Researchers from the University of Waterloo have created a new type of wound dressing made of advanced polymers, according to the University’s press statement. “To treat burn victims, we can customise the shape using a 3D printer, secondly, the material has fine-tuned surface adhesion, which is a key feature,” said Dr Boxin Zhao, a professor at Waterloo's Department of Chemical Engineering.
Zhao and their team have made important developments in developing intelligent hydrogel materials that can be used as a reusable wound dressing. The material can easily adhere to the skin and be taken off. There is a delicate balance within the material to make the adhesion work.
To create the dressing, the researchers conducted a 3D scan of the patient's face and body parts to customise it according to the individual's needs. This ensures the dressing makes good contact with skin surfaces such as noses and fingers, making it ideal for creating personalised wound dressings for burn patients, according to the press statement.
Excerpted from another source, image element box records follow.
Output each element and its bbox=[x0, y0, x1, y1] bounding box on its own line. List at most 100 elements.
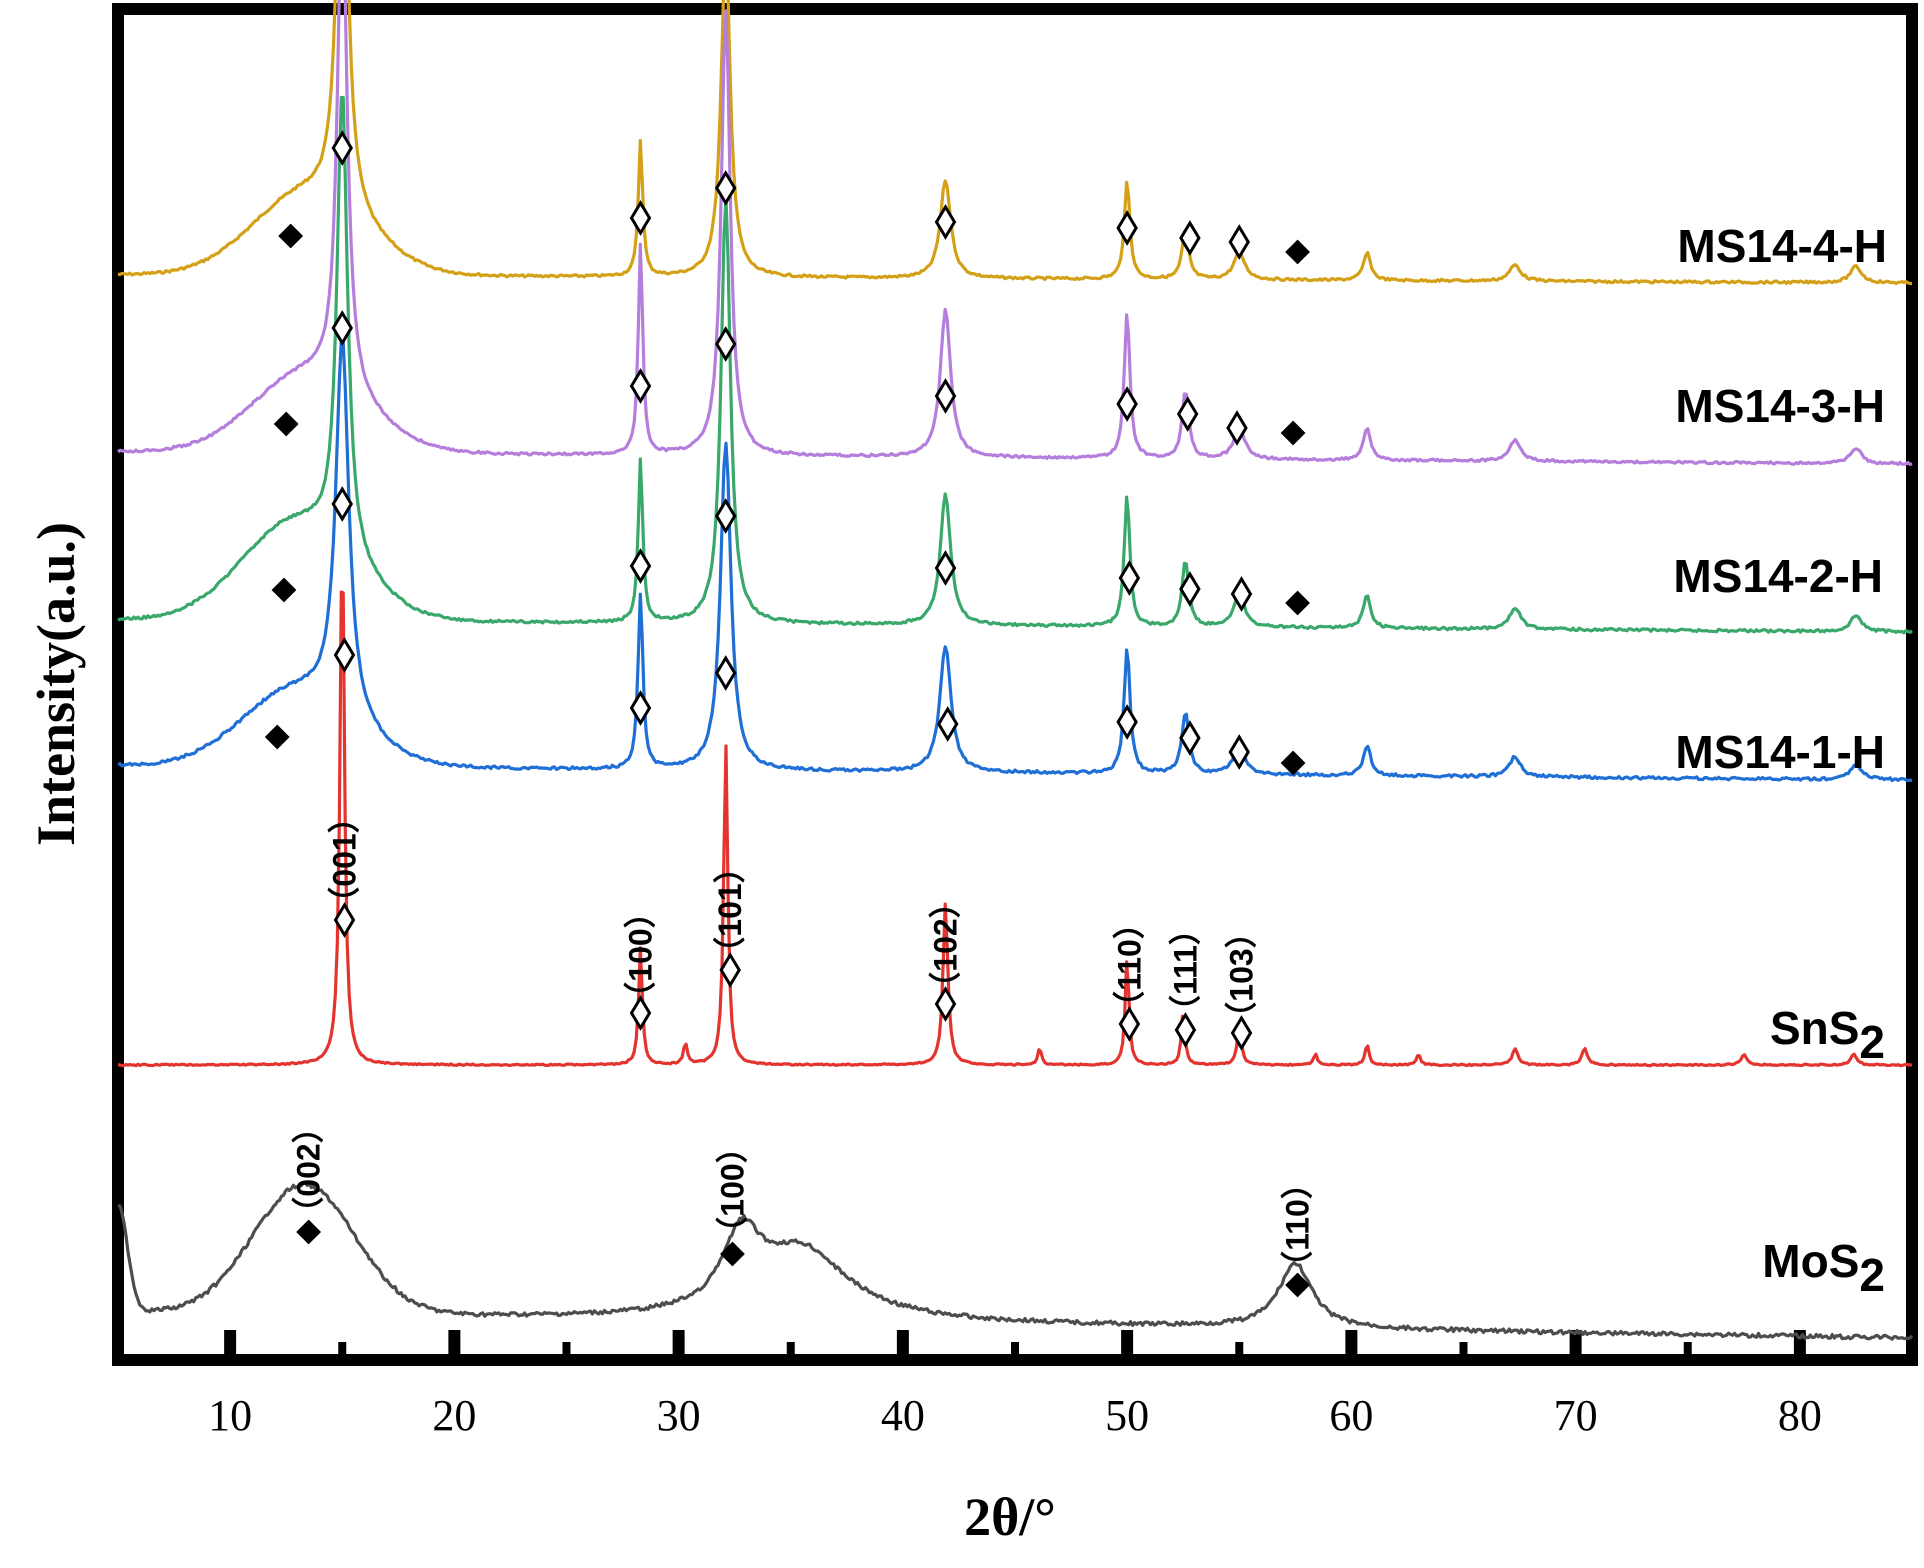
miller-index-label: （110） bbox=[1111, 907, 1147, 1023]
sns2-peak-marker bbox=[1230, 576, 1253, 612]
x-tick-label: 80 bbox=[1778, 1391, 1822, 1440]
x-tick-mark bbox=[1121, 1330, 1134, 1354]
x-tick-label: 50 bbox=[1105, 1391, 1149, 1440]
mos2-peak-marker bbox=[271, 577, 297, 603]
sns2-peak-marker bbox=[1179, 720, 1201, 756]
plot-frame bbox=[112, 3, 1918, 1366]
sns2-peak-marker bbox=[331, 130, 353, 166]
series-line-ms14-4-h bbox=[117, 0, 1913, 286]
mos2-peak-marker bbox=[1285, 1272, 1310, 1298]
sns2-peak-marker bbox=[1226, 410, 1248, 446]
sns2-peak-marker bbox=[1230, 1015, 1253, 1051]
sns2-peak-marker bbox=[1228, 734, 1250, 770]
series-label-ms14-2-h: MS14-2-H bbox=[1673, 550, 1883, 602]
x-tick-label: 20 bbox=[432, 1391, 476, 1440]
x-tick-mark bbox=[448, 1330, 461, 1354]
x-axis-title: 2θ/° bbox=[964, 1487, 1056, 1547]
x-tick-mark bbox=[1011, 1342, 1019, 1354]
x-tick-mark bbox=[896, 1330, 909, 1354]
mos2-peak-marker bbox=[1280, 750, 1306, 776]
x-tick-label: 60 bbox=[1329, 1391, 1373, 1440]
miller-index-label: （110） bbox=[1280, 1167, 1316, 1283]
sns2-peak-marker bbox=[629, 690, 652, 726]
series-label-subscript: 2 bbox=[1859, 1016, 1885, 1068]
x-tick-label: 40 bbox=[881, 1391, 925, 1440]
series-line-ms14-3-h bbox=[117, 0, 1913, 467]
x-tick-mark bbox=[1683, 1342, 1692, 1354]
sns2-peak-marker bbox=[719, 952, 741, 988]
mos2-peak-marker bbox=[1285, 239, 1310, 265]
sns2-peak-marker bbox=[1118, 560, 1141, 596]
sns2-peak-marker bbox=[331, 310, 353, 346]
mos2-peak-marker bbox=[1280, 420, 1306, 446]
sns2-peak-marker bbox=[1174, 1012, 1197, 1048]
mos2-peak-marker bbox=[278, 223, 304, 249]
x-tick-label: 10 bbox=[208, 1391, 252, 1440]
miller-index-label: （101） bbox=[712, 851, 748, 968]
series-labels: MS14-4-H MS14-3-H MS14-2-H MS14-1-H SnS2 MoS2 bbox=[1673, 220, 1887, 1301]
sns2-peak-marker bbox=[1116, 210, 1138, 246]
series-line-ms14-2-h bbox=[117, 95, 1913, 635]
x-tick-mark bbox=[786, 1342, 795, 1354]
series-line-mos2 bbox=[117, 1181, 1914, 1341]
miller-index-label: （102） bbox=[927, 886, 963, 1003]
x-tick-mark bbox=[562, 1342, 571, 1354]
x-axis-ticks: 10 20 30 40 50 60 70 80 bbox=[208, 1330, 1822, 1440]
x-tick-mark bbox=[1235, 1342, 1244, 1354]
series-label-ms14-1-h: MS14-1-H bbox=[1675, 726, 1885, 778]
sns2-peak-marker bbox=[1116, 386, 1138, 422]
sns2-peak-marker bbox=[934, 550, 957, 586]
sns2-peak-marker bbox=[936, 706, 959, 742]
series-label-ms14-4-h: MS14-4-H bbox=[1677, 220, 1887, 272]
sns2-peak-marker bbox=[1176, 396, 1199, 432]
mos2-peak-marker bbox=[1285, 590, 1310, 616]
x-tick-label: 30 bbox=[657, 1391, 701, 1440]
sns2-peak-marker bbox=[934, 378, 957, 414]
series-label-mos2: MoS2 bbox=[1762, 1235, 1885, 1301]
mos2-peak-marker bbox=[720, 1241, 745, 1267]
mos2-peak-marker bbox=[264, 724, 290, 750]
sns2-peak-marker bbox=[714, 326, 737, 362]
x-tick-mark bbox=[224, 1330, 237, 1354]
sns2-peak-marker bbox=[1228, 224, 1250, 260]
miller-index-label: （100） bbox=[714, 1131, 750, 1248]
series-line-ms14-1-h bbox=[117, 339, 1913, 783]
mos2-peak-marker bbox=[273, 411, 299, 437]
sns2-peak-marker bbox=[1116, 704, 1138, 740]
sns2-peak-marker bbox=[629, 995, 652, 1031]
sns2-peak-marker bbox=[1179, 571, 1201, 607]
sns2-peak-marker bbox=[629, 548, 652, 584]
sns2-peak-marker bbox=[333, 902, 356, 938]
miller-index-label: （103） bbox=[1223, 916, 1259, 1033]
x-tick-mark bbox=[1569, 1330, 1582, 1354]
series-group bbox=[117, 0, 1914, 1341]
sns2-peak-marker bbox=[934, 204, 957, 240]
series-label-subscript: 2 bbox=[1859, 1249, 1885, 1301]
y-axis-title: Intensity(a.u.) bbox=[26, 522, 86, 846]
sns2-peak-marker bbox=[629, 368, 652, 404]
x-tick-label: 70 bbox=[1554, 1391, 1598, 1440]
series-line-sns2 bbox=[117, 590, 1913, 1068]
sns2-peak-marker bbox=[714, 655, 737, 691]
sns2-peak-marker bbox=[714, 170, 737, 206]
x-tick-mark bbox=[1459, 1342, 1468, 1354]
peak-markers: （001） （100） （101） （102） （110） （111） （103） （002）… bbox=[264, 130, 1316, 1298]
x-tick-mark bbox=[1345, 1330, 1358, 1354]
miller-index-label: （001） bbox=[326, 801, 362, 918]
sns2-peak-marker bbox=[629, 200, 652, 236]
series-label-ms14-3-h: MS14-3-H bbox=[1675, 380, 1885, 432]
miller-index-label: （002） bbox=[291, 1111, 327, 1228]
miller-index-label: （111） bbox=[1167, 913, 1203, 1027]
sns2-peak-marker bbox=[1118, 1006, 1141, 1042]
series-label-sns2: SnS2 bbox=[1770, 1002, 1885, 1068]
mos2-peak-marker bbox=[296, 1219, 322, 1245]
sns2-peak-marker bbox=[331, 486, 353, 522]
x-tick-mark bbox=[672, 1330, 685, 1354]
sns2-peak-marker bbox=[714, 498, 737, 534]
sns2-peak-marker bbox=[1179, 220, 1201, 256]
sns2-peak-marker bbox=[333, 637, 356, 673]
miller-index-label: （100） bbox=[623, 896, 659, 1013]
sns2-peak-marker bbox=[934, 986, 957, 1022]
x-tick-mark bbox=[338, 1342, 347, 1354]
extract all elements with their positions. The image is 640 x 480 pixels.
The study findings were published in the Journal of Colloids and Interfacial Science.
The material used to make these dressings includes a biopolymer derived from seaweed, a thermally responsive polymer, and cellulose nanocrystals. When chilled in the fridge, the dressing expands but shrinks to a smaller size at body temperature. This makes it easier and less painful to remove it. Notably, the wound dressing only adheres when applied at body temperature.
The material could also be used in cancer treatment. In the traditional chemotherapy treatment, patients may need to be in a clinic for hours. This dressing can bring relief as it can provide a constant drug release outside the clinic setting, addressing some of the challenges.
The researchers believe these smart dressings can also be used in the beauty and cosmetic industry. "Cosmetologists can utilize 3D scanning technology to analyse their clients' facial features and customise hydrogel masks infused with specific facial and skin regimen products. Additionally, this innovative approach can benefit plastic surgeons,” Zhao elaborated in the statement.